Many taxpayers are wondering about the impact of the new IRS ruling on Roth IRA total annual contribution limits. According to a National Law Review report, on Oct. 21, the IRS ruling will create fewer limitations on after-tax contributions directly to Roth IRAs when a taxpayer retires, but the annual contribution limit will not increase in 2016.

The new rules make it easier to increase after-tax contributions

These recent changes on Roth IRAs are designed to increase their savings with after-tax contributions. The new IRS rules were established to make after-tax contribution conversions to Roth IRAs easier when taxpayers leave companies. This enables individuals to roll over their pre-tax contributions and earnings into a traditional IRA and convert after-tax contributions into separate Roth IRAs. In turn, the new rules allow the funds to grow free of tax and remain free of tax even on withdrawal.

Although ROTH contributions are made on an after-tax basis, neither the contributions nor the earnings are taxable income when distributed. The law enacted in 2010, as amended in 2012, permit an in-plan rollover on non-Roth account balances.  Note that income tax may be due on the converted amount to the extend it is attributable to pre-tax elective deferrals and matching contributions or earnings on non-Roth after-tax contributions. The in-plan rollover will not be subject to an early distribution penalty if the funds remain in the plan for five years.

In planning for the retirement of executives, one must consider that $53,000 Defined Benefit Contribution limit may be used to create future tax free income via ROTH.

The limitations that remain unchanged

The 2016 dollar limitations for retirement plan contributions and various retirement items related to the annual cost-of-living adjustments will remain the same. According to an Accounting Web report, for most taxpayers, the pre-tax elective deferral contribution limit for 401(k), 403(b), most 457 plans and the federal government Thrift Saving Plan will remain up to $18,000 in 2016.

There are other key limitations that will remain unchanged in 2016. For instance, the annual catch-up contribution limit for taxpayers who are over 50 years of age will stay at $6,000. Further, the annual contribution limitations to an IRA will remain unchanged at $5,500.

Another factor that remained unchanged was that the tax deduction for traditional IRA contributions is eliminated for taxpayers who have modified adjusted gross incomes within a specific range.

A final aspect that will remain unchanged is that the adjusted gross income elimination range for a married taxpayer filing a separate return will remain up to $10,000 and any contributions to Roth IRAs will continue to not be subject to annual cost-of-living adjustments.
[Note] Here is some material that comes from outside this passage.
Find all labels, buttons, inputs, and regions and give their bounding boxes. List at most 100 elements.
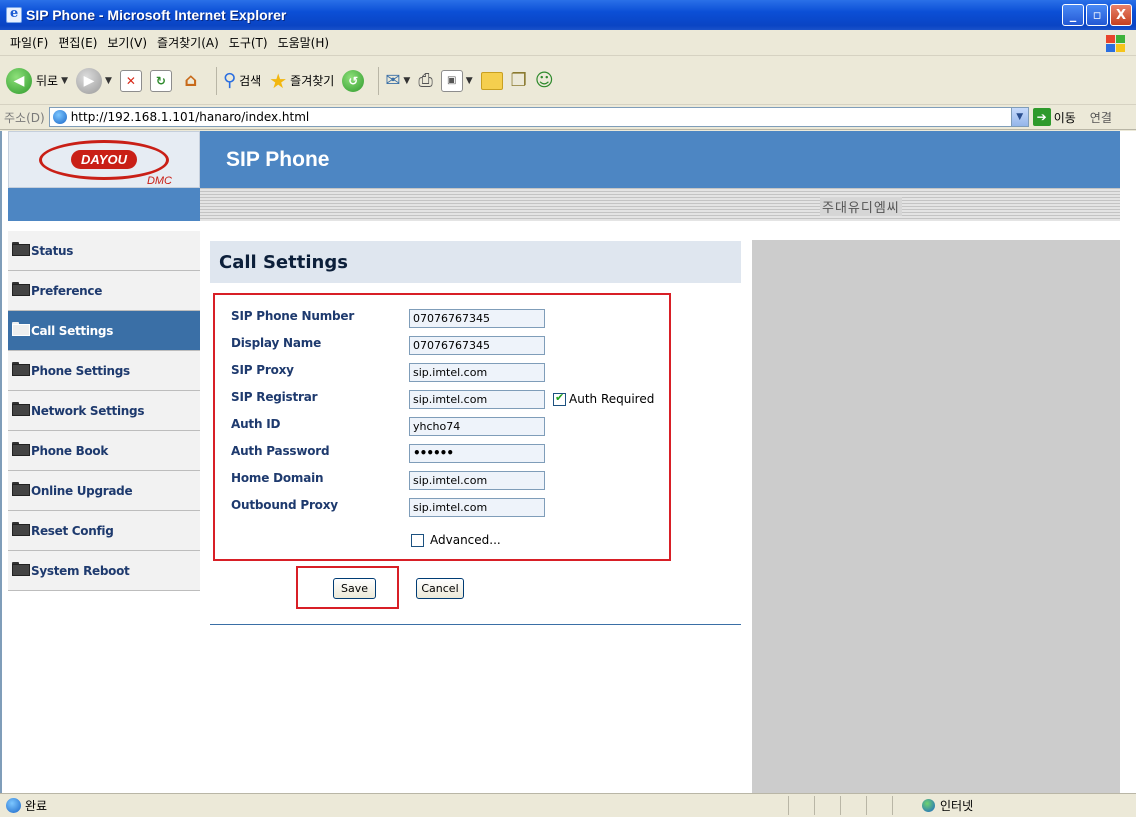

The overall significance for taxpayers

High net worth taxpayers who have exceeded the limitations of their various other saving options will stand to benefit from the new IRS rule changes. The significance of this new ruling for the ultra wealthy community is that they have the opportunity to increase their retirement savings as they near the end of their careers through "super-funding" options with a bucket of tax-free income.